L’effacement d’un symptôme, sa transformation, reste un des plus sûrs repères du changement psychique. Mais l’inverse aussi… il n’est pas rare que les premiers pas en analyse « rendent malade », que le corps* psychique réponde à sa manière à la mise au jour de l’inconscient. Pour Cécile, cela prit la forme d’un eczéma, disparu depuis l’enfance, un retour localisé à un doigt – le doigt de « la bague au doigt ». Pour Léo, que des angoisses primitives oppressaient, c’est par des difficultés respiratoires qu’il entra dans le processus psychanalytique. Lorsque l’angoisse* s’est frayé un chemin somatique, celui-ci reste disponible, y compris pour un conflit psychique* d’une nouvelle nature.

Le symptôme travaille comme le rêve*, sa forme est un compromis : d’un côté, il ménage au fantasme* une issue, il l’exprime même si c’est toujours de façon déplacée, déformée ; de l’autre, il en combat la pleine manifestation, il s’en défend. Étymologiquement, le symptôme est une « coïncidence de signes », il fait se rejoindre en un même point la souffrance et la satisfaction.

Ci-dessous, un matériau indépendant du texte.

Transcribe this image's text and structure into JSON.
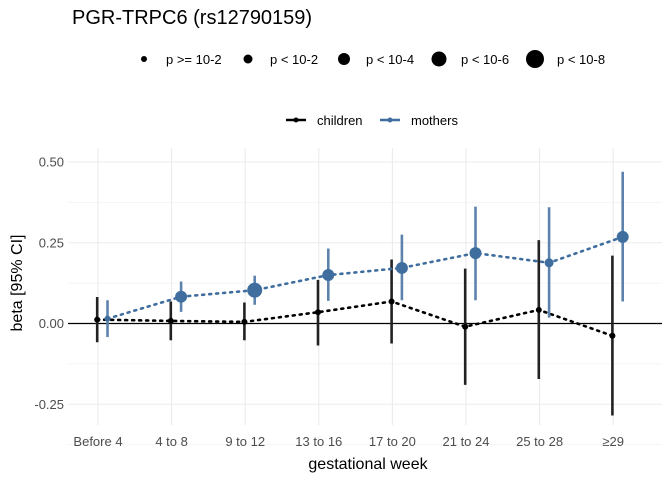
{
  "chart_data": {
    "type": "scatter",
    "title": "PGR-TRPC6 (rs12790159)",
    "xlabel": "gestational week",
    "ylabel": "beta [95% CI]",
    "categories": [
      "Before 4",
      "4 to 8",
      "9 to 12",
      "13 to 16",
      "17 to 20",
      "21 to 24",
      "25 to 28",
      "≥29"
    ],
    "ylim": [
      -0.28,
      0.5
    ],
    "yticks": [
      -0.25,
      0,
      0.25,
      0.5
    ],
    "ytick_labels": [
      "-0.25",
      "0.00",
      "0.25",
      "0.50"
    ],
    "grid": true,
    "legend_position": "top",
    "size_legend": {
      "entries": [
        {
          "label": "p >= 10-2",
          "size": 1
        },
        {
          "label": "p < 10-2",
          "size": 2
        },
        {
          "label": "p < 10-4",
          "size": 3
        },
        {
          "label": "p < 10-6",
          "size": 4
        },
        {
          "label": "p < 10-8",
          "size": 5
        }
      ]
    },
    "series": [
      {
        "name": "children",
        "color": "#000000",
        "beta": [
          0.012,
          0.008,
          0.005,
          0.035,
          0.068,
          -0.01,
          0.042,
          -0.038
        ],
        "ci_low": [
          -0.058,
          -0.052,
          -0.052,
          -0.068,
          -0.062,
          -0.19,
          -0.172,
          -0.285
        ],
        "ci_high": [
          0.082,
          0.068,
          0.065,
          0.135,
          0.198,
          0.17,
          0.258,
          0.21
        ],
        "size": [
          1,
          1,
          1,
          1,
          1,
          1,
          1,
          1
        ]
      },
      {
        "name": "mothers",
        "color": "#3f6e9e",
        "beta": [
          0.015,
          0.083,
          0.103,
          0.15,
          0.172,
          0.218,
          0.188,
          0.268
        ],
        "ci_low": [
          -0.042,
          0.036,
          0.058,
          0.07,
          0.072,
          0.072,
          0.018,
          0.068
        ],
        "ci_high": [
          0.072,
          0.13,
          0.148,
          0.232,
          0.275,
          0.362,
          0.36,
          0.47
        ],
        "size": [
          1,
          3,
          4,
          3,
          3,
          3,
          2,
          3
        ]
      }
    ]
  }
}
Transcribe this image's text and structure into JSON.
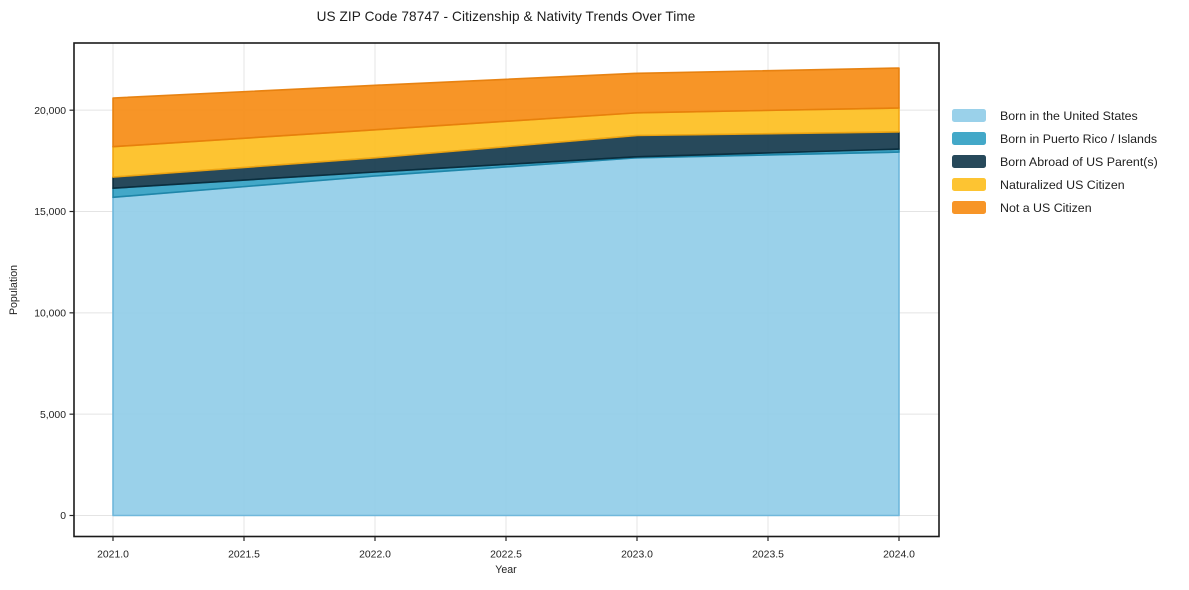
{
  "chart_data": {
    "type": "area",
    "stacked": true,
    "title": "US ZIP Code 78747 - Citizenship & Nativity Trends Over Time",
    "xlabel": "Year",
    "ylabel": "Population",
    "x": [
      2021,
      2022,
      2023,
      2024
    ],
    "x_tick_values": [
      2021.0,
      2021.5,
      2022.0,
      2022.5,
      2023.0,
      2023.5,
      2024.0
    ],
    "x_tick_labels": [
      "2021.0",
      "2021.5",
      "2022.0",
      "2022.5",
      "2023.0",
      "2023.5",
      "2024.0"
    ],
    "y_tick_values": [
      0,
      5000,
      10000,
      15000,
      20000
    ],
    "y_tick_labels": [
      "0",
      "5,000",
      "10,000",
      "15,000",
      "20,000"
    ],
    "xlim": [
      2020.84,
      2024.15
    ],
    "ylim": [
      -850,
      23300
    ],
    "grid": true,
    "legend_position": "right",
    "series": [
      {
        "name": "Born in the United States",
        "color": "#8FCCE8",
        "edge": "#6CB5DA",
        "values": [
          15700,
          16750,
          17650,
          17930
        ]
      },
      {
        "name": "Born in Puerto Rico / Islands",
        "color": "#2F9FC2",
        "edge": "#1C84A6",
        "values": [
          450,
          200,
          50,
          150
        ]
      },
      {
        "name": "Born Abroad of US Parent(s)",
        "color": "#0F3549",
        "edge": "#0B2C3C",
        "values": [
          550,
          700,
          1050,
          850
        ]
      },
      {
        "name": "Naturalized US Citizen",
        "color": "#FDBE1C",
        "edge": "#F0A512",
        "values": [
          1500,
          1380,
          1120,
          1180
        ]
      },
      {
        "name": "Not a US Citizen",
        "color": "#F68A0F",
        "edge": "#E67E0C",
        "values": [
          2400,
          2200,
          1950,
          1970
        ]
      }
    ],
    "totals_by_year": [
      20600,
      21230,
      21820,
      22080
    ],
    "style": {
      "grid_color": "#e4e4e4",
      "spine_color": "#1a1a1a",
      "tick_color": "#262626",
      "text_color": "#1f1f1f",
      "fill_opacity": 0.9
    }
  }
}
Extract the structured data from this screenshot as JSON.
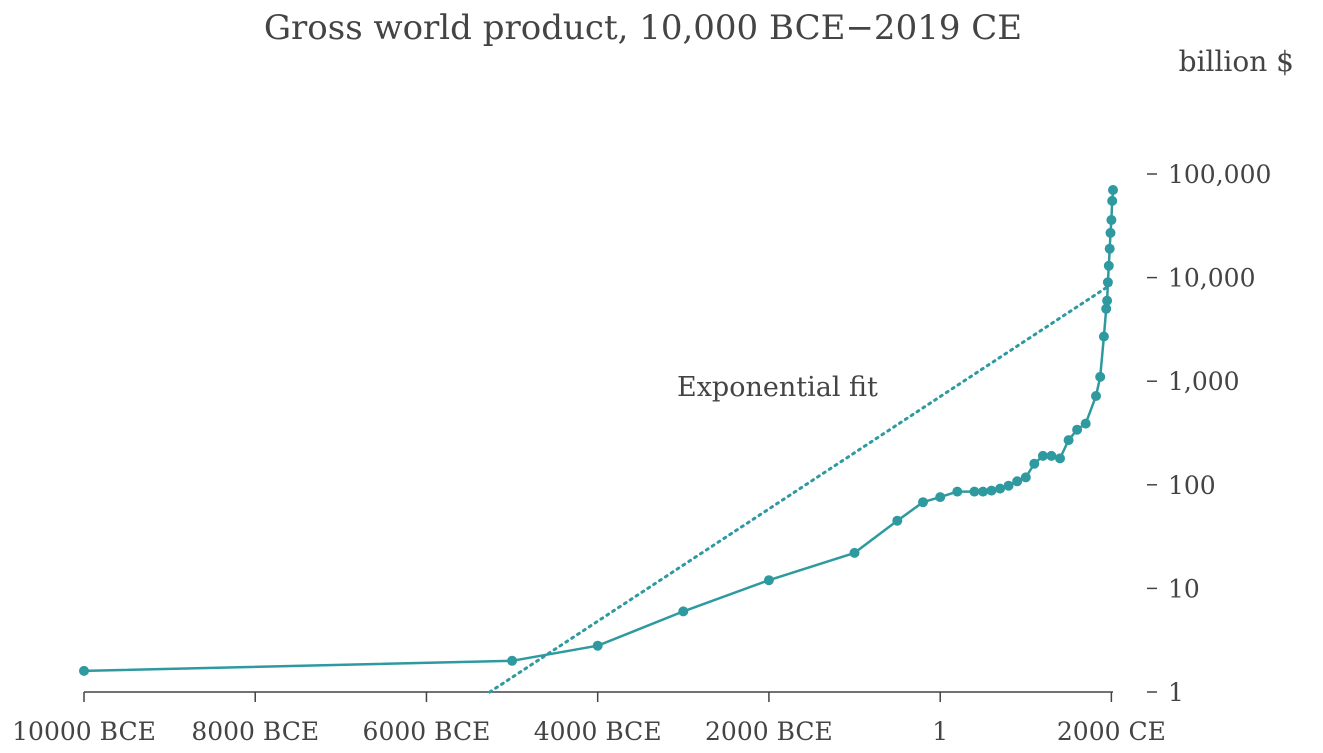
{
  "colors": {
    "series": "#2e9aa0",
    "text": "#444444",
    "axis": "#444444"
  },
  "chart_data": {
    "type": "line",
    "title": "Gross world product, 10,000 BCE−2019 CE",
    "ylabel": "billion $",
    "xlabel": "",
    "y_scale": "log",
    "ylim": [
      1,
      100000
    ],
    "xlim": [
      -10000,
      2019
    ],
    "x_ticks": [
      {
        "value": -10000,
        "label": "10000 BCE"
      },
      {
        "value": -8000,
        "label": "8000 BCE"
      },
      {
        "value": -6000,
        "label": "6000 BCE"
      },
      {
        "value": -4000,
        "label": "4000 BCE"
      },
      {
        "value": -2000,
        "label": "2000 BCE"
      },
      {
        "value": 1,
        "label": "1"
      },
      {
        "value": 2000,
        "label": "2000 CE"
      }
    ],
    "y_ticks": [
      {
        "value": 1,
        "label": "1"
      },
      {
        "value": 10,
        "label": "10"
      },
      {
        "value": 100,
        "label": "100"
      },
      {
        "value": 1000,
        "label": "1,000"
      },
      {
        "value": 10000,
        "label": "10,000"
      },
      {
        "value": 100000,
        "label": "100,000"
      }
    ],
    "series": [
      {
        "name": "Gross world product",
        "style": "solid-with-markers",
        "points": [
          [
            -10000,
            1.6
          ],
          [
            -5000,
            2.0
          ],
          [
            -4000,
            2.8
          ],
          [
            -3000,
            6
          ],
          [
            -2000,
            12
          ],
          [
            -1000,
            22
          ],
          [
            -500,
            45
          ],
          [
            -200,
            68
          ],
          [
            1,
            76
          ],
          [
            200,
            86
          ],
          [
            400,
            86
          ],
          [
            500,
            86
          ],
          [
            600,
            88
          ],
          [
            700,
            92
          ],
          [
            800,
            98
          ],
          [
            900,
            108
          ],
          [
            1000,
            118
          ],
          [
            1100,
            160
          ],
          [
            1200,
            190
          ],
          [
            1300,
            190
          ],
          [
            1400,
            180
          ],
          [
            1500,
            270
          ],
          [
            1600,
            340
          ],
          [
            1700,
            390
          ],
          [
            1820,
            720
          ],
          [
            1870,
            1100
          ],
          [
            1913,
            2700
          ],
          [
            1940,
            5000
          ],
          [
            1950,
            6000
          ],
          [
            1960,
            9000
          ],
          [
            1970,
            13000
          ],
          [
            1980,
            19000
          ],
          [
            1990,
            27000
          ],
          [
            2000,
            36000
          ],
          [
            2010,
            55000
          ],
          [
            2019,
            70000
          ]
        ]
      },
      {
        "name": "Exponential fit",
        "style": "dotted",
        "points": [
          [
            -5260,
            1.0
          ],
          [
            1990,
            8500
          ]
        ]
      }
    ],
    "annotations": [
      {
        "text": "Exponential fit"
      }
    ]
  }
}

La psychanalyse est née d’un renoncement, celui d’une interprétation frontale des symptômes, d’un espoir de pouvoir les résoudre un à un – qui ne conduit qu’à les renforcer ou les voir migrer vers un abri plus sûr ; parmi les nouveaux patients de la psychanalyse, il y a ceux que les thérapies cognitives et comportementales ont « guéris* ». Nul mépris du symptôme et de la souffrance dans cette attitude ; au contraire, la conviction que le symptôme a la force d’une énigme, qu’il est un sens à déchiffrer – pas simplement une erreur à corriger –, et qu’il faut parfois toute une analyse pour le voir disparaître.

Il arrive aussi – un effondrement dépressif, le risque vital d’une anorexie*… – que l’immédiate gravité du symptôme ne laisse d’autre choix qu’une intervention technique directe.